I want to rank the variables in my dataset in a descending order of the Number of Plants used. I tried ranking in .csv and then exporting it in R. But even then, the plot was not ranked in the required order. Here is my dataset
df <- structure(list(Lepidoptera.Family = structure(c(3L, 2L, 5L, 1L, 4L, 6L),
.Label = c("Hesperiidae", "Lycaenidae", "Nymphalidae", "Papilionidae", "Pieridae","Riodinidae"), class = "factor"),
LHP.Families = c(55L, 55L, 15L, 14L, 13L, 1L)),
.Names = c("Lepidoptera.Family", "LHP.Families"),
class = "data.frame", row.names = c(NA, -6L))
library(ggplot2)
library(reshape2)
gg <- melt(df,id="Lepidoptera.Family", value.name="LHP.Families", variable.name="Type")
ggplot(gg, aes(x=Lepidoptera.Family, y=LHP.Families, fill=Type))+
geom_bar(stat="identity")+
coord_flip()+facet_grid(Type~.)
How do i rank them in a descending order? Also, i want to combine 3 plots into one. How can i go about it?

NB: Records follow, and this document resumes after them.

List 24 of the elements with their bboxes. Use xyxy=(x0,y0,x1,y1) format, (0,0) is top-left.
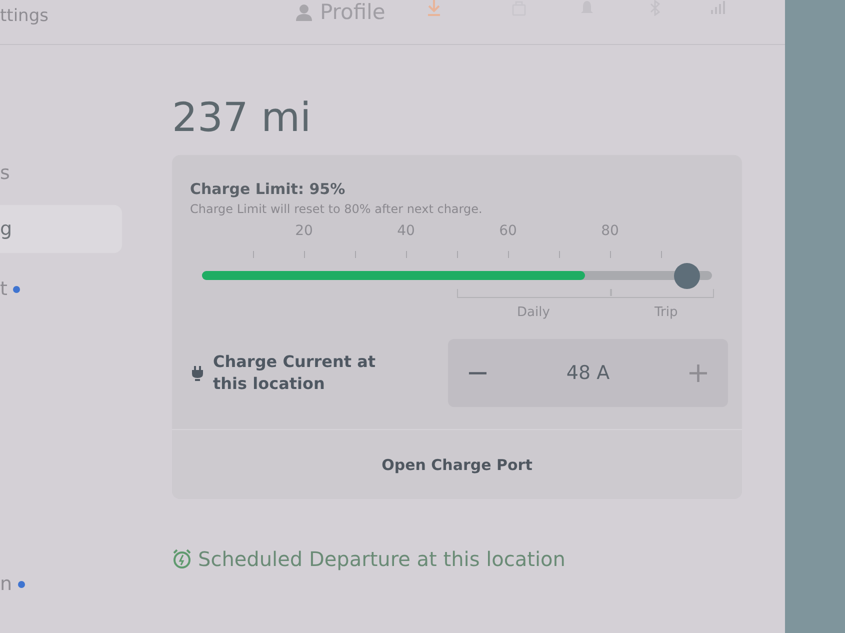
person-icon xyxy=(296,4,312,20)
alarm-clock-icon xyxy=(172,549,192,569)
sidebar-item[interactable]: s xyxy=(0,149,122,197)
zone-label: Trip xyxy=(654,305,678,320)
charge-limit-note: Charge Limit will reset to 80% after next charge. xyxy=(190,202,482,216)
zone-label: Daily xyxy=(517,305,550,320)
charge-current-value: 48 A xyxy=(566,362,610,384)
range-value: 237 mi xyxy=(172,95,312,141)
sidebar-item[interactable]: g xyxy=(0,205,122,253)
sidebar-item[interactable]: n xyxy=(0,560,122,608)
settings-tab-label[interactable]: ttings xyxy=(0,6,48,26)
download-icon xyxy=(427,0,441,16)
tick-label: 40 xyxy=(397,223,415,239)
sidebar-item[interactable]: t xyxy=(0,265,122,313)
decrease-button[interactable]: − xyxy=(462,359,494,387)
tick-label: 20 xyxy=(295,223,313,239)
slider-thumb[interactable] xyxy=(674,263,700,289)
charge-limit-title: Charge Limit: 95% xyxy=(190,180,346,198)
charge-current-label: Charge Current at this location xyxy=(213,351,377,395)
charge-limit-slider[interactable] xyxy=(202,263,712,289)
scheduled-departure-title: Scheduled Departure at this location xyxy=(198,547,566,571)
tick-label: 80 xyxy=(601,223,619,239)
tick-label: 60 xyxy=(499,223,517,239)
plug-icon xyxy=(192,366,203,380)
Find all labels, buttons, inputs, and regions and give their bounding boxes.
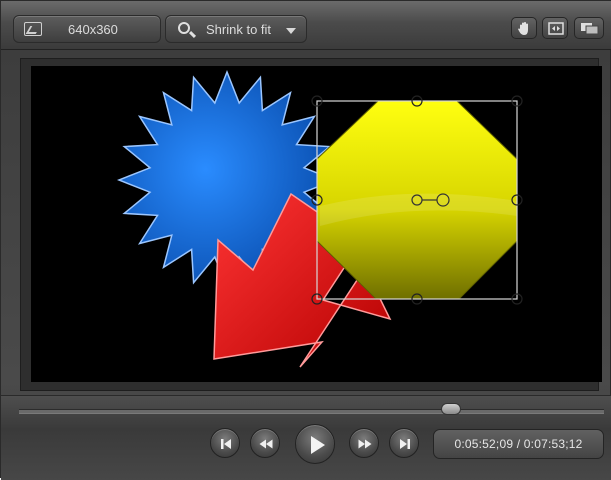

The reason this is happening is that ggplot plots the x variables that are factors in the ordering of the underlying values (recall that factors are stored as numbers underneath the covers). If you want to graph them in an alternate order, you should change the order of the levels before plotting
gg$Lepidoptera.Family<-with(gg,
factor(Lepidoptera.Family,
levels=Lepidoptera.Family[order(LHP.Families)]))
The trick is to reorder the levels of the Lepidoptera.Family factor, which by default is alphabetical:
df = within(df, {
factor(Lepidoptera.Family, levels = reorder(Lepidoptera.Family, LHP.Families))
})
gg <- melt(df,id="Lepidoptera.Family", value.name="LHP.Families", variable.name="Type")
ggplot(gg, aes(x=Lepidoptera.Family, y=LHP.Families, fill=Type))+ geom_bar(stat="identity")+ coord_flip()+facet_grid(Type~.)